Some experts claim the economy in America has tanked and we’re officially in recession. Other experts claim that things aren’t nearly as bad as they seem, as America’s world standing means they have unlimited credit to accrue as much debt as needed. Though perhaps the answer is a little of column A, and a little of column B, and the fact is that our economy is currently in a serious state of flux. One piece of evidence to examine here, to see if that’s true, would be to look at the profits of stores like Lowes and Home Depot compared to the otherwise huge downturn of the real estate market in general.

How does that happen? It actually seems to be a combination of two things. First, you have those stay at home orders from state lock-downs. What are people going to do when they’re spending all that time at home? One thing a lot of homeowners have been doing is improving their homes via a range of home improvement projects. The second factor here is the stimulus money. Many people got that $1,200, much more for complete families, and finally went out to purchase those hardwood floors or new sinks or whatever else they needed. So home improvement stores are actually doing quite well during this pandemic.

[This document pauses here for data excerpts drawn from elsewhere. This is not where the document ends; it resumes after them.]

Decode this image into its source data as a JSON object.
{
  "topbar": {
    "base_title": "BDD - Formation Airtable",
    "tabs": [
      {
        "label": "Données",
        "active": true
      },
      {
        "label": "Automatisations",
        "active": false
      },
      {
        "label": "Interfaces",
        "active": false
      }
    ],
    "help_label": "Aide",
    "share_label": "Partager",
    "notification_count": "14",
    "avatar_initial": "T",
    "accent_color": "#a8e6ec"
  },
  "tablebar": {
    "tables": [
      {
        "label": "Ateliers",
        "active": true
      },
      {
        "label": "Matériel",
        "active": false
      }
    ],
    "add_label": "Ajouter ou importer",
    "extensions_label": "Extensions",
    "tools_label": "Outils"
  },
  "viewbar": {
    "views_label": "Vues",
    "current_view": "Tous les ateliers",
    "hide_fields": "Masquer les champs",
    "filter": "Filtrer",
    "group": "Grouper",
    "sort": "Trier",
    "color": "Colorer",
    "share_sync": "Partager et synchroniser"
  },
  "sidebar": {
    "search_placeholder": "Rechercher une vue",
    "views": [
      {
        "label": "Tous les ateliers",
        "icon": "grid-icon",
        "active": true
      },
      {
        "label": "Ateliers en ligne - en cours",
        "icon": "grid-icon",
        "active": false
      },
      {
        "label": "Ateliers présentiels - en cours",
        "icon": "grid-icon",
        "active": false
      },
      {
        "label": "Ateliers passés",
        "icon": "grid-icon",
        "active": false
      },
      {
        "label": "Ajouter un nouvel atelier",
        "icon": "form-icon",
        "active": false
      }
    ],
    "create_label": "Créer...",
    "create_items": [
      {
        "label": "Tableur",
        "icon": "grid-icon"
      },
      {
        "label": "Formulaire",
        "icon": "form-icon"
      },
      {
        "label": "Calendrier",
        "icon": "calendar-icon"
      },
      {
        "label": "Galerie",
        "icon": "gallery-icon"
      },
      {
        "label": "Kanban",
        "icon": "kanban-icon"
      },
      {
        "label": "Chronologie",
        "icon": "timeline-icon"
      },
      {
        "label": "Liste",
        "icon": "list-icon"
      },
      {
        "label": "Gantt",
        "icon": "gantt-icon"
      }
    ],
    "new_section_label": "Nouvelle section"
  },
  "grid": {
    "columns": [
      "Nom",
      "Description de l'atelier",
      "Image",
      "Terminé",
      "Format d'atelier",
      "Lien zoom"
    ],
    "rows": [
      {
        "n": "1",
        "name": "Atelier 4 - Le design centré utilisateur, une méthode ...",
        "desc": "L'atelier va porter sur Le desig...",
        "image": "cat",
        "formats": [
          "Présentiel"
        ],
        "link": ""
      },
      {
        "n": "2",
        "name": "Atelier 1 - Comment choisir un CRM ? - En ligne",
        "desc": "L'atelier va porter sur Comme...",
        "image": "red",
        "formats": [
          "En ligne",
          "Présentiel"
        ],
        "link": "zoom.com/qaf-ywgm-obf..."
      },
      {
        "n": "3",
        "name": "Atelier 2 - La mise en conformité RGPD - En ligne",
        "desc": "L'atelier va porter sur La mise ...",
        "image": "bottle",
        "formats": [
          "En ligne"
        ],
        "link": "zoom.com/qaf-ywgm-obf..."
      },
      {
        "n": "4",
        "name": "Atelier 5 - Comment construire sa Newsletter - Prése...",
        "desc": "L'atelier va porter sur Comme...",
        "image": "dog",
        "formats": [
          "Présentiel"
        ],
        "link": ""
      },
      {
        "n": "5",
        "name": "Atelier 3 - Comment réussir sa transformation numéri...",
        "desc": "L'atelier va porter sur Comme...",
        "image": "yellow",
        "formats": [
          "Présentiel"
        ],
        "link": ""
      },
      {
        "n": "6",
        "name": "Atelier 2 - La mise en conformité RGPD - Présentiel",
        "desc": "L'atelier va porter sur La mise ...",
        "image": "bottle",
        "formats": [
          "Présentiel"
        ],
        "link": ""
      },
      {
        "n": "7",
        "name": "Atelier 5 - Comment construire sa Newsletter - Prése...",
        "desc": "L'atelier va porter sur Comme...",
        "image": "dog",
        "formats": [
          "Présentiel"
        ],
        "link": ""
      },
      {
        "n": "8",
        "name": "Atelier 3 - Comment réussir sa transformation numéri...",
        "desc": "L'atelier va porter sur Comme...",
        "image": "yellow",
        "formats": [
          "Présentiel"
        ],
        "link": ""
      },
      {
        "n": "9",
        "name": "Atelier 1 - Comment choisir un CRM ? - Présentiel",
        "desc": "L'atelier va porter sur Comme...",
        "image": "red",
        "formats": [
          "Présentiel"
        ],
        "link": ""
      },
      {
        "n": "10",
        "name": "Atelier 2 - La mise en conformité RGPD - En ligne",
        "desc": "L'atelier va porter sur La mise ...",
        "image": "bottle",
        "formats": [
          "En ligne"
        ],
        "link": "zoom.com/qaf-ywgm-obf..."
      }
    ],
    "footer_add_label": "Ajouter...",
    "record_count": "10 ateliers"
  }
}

People spending this sort of money is the reason why some reports claim that Walmart’s business is up a whopping 70% since March, and they’re making money hand over fist. Large home improvement franchises aren’t doing that well, but they’re certainly profiting here during these times. Social media videos have been surfacing amidst the lock-down showing stores like Lowes so full that cars are parking blocks away to walk there because the store parking lot is full.

The irony here for the real estate market is that these houses are being fixed up, worth a lot more money, but they’re not being sold. For any number of reasons, including the fact that people love their homes more now, plus they may be scared to move, there are around 29% fewer houses on the market available today, according to Realtor.com. So this is where we’re getting the flux. One side of the market (home ownership) is looking better than ever, while the other side (the real estate market) is floundering a bit.

Though a lot of experts who are aware of what’s happening here suggest that this might actually be a good thing; or at least as “good” as it could be given the fact that we’re going through a virus pandemic right now. To be clear, there’s nothing much we can do about a virus in America that Americans had no hand in creating and are thus at its mercy. Locking down and social distancing is the best people can do. Though while many areas of American life will be devastated by this pandemic, the fact that many more homes are going to be in tip-top shape and worth a lot more is actually a great way to exit the crisis.

The New Housing Market Could Be Epic

A good way to look at this would be to start with the equity being accrued during the crisis. Say the average American’s family home is worth right around $200k. It has three bedrooms, two bathrooms, a garage, and is at least a decade old. Now, put new floors in it, an updated bathroom and kitchen, and new paint, and that home’s value increases by at least 25%, maybe even more given that market demand after the crisis could be at an all-time high.

This is not only a huge financial boon for people selling their homes, or trying to draw more equity, but it’s also a huge prop for the mortgage and lending industry. They will be able to rake in a lot more profits by having average home prices increase. And the demand will be so high, while the supply will be in better shape than ever, that many more Americans are going to end up taking out large mortgage loans, which is going to prop up a lot of different industries.

The real estate market doesn’t exist in a vacuum, though it’s being forced to do so right now. Once the crisis has passed, the buying and selling end of the market is going to catch up with the newly updated homes, and we might just be able to crawl out of this recession a lot sooner than predicted.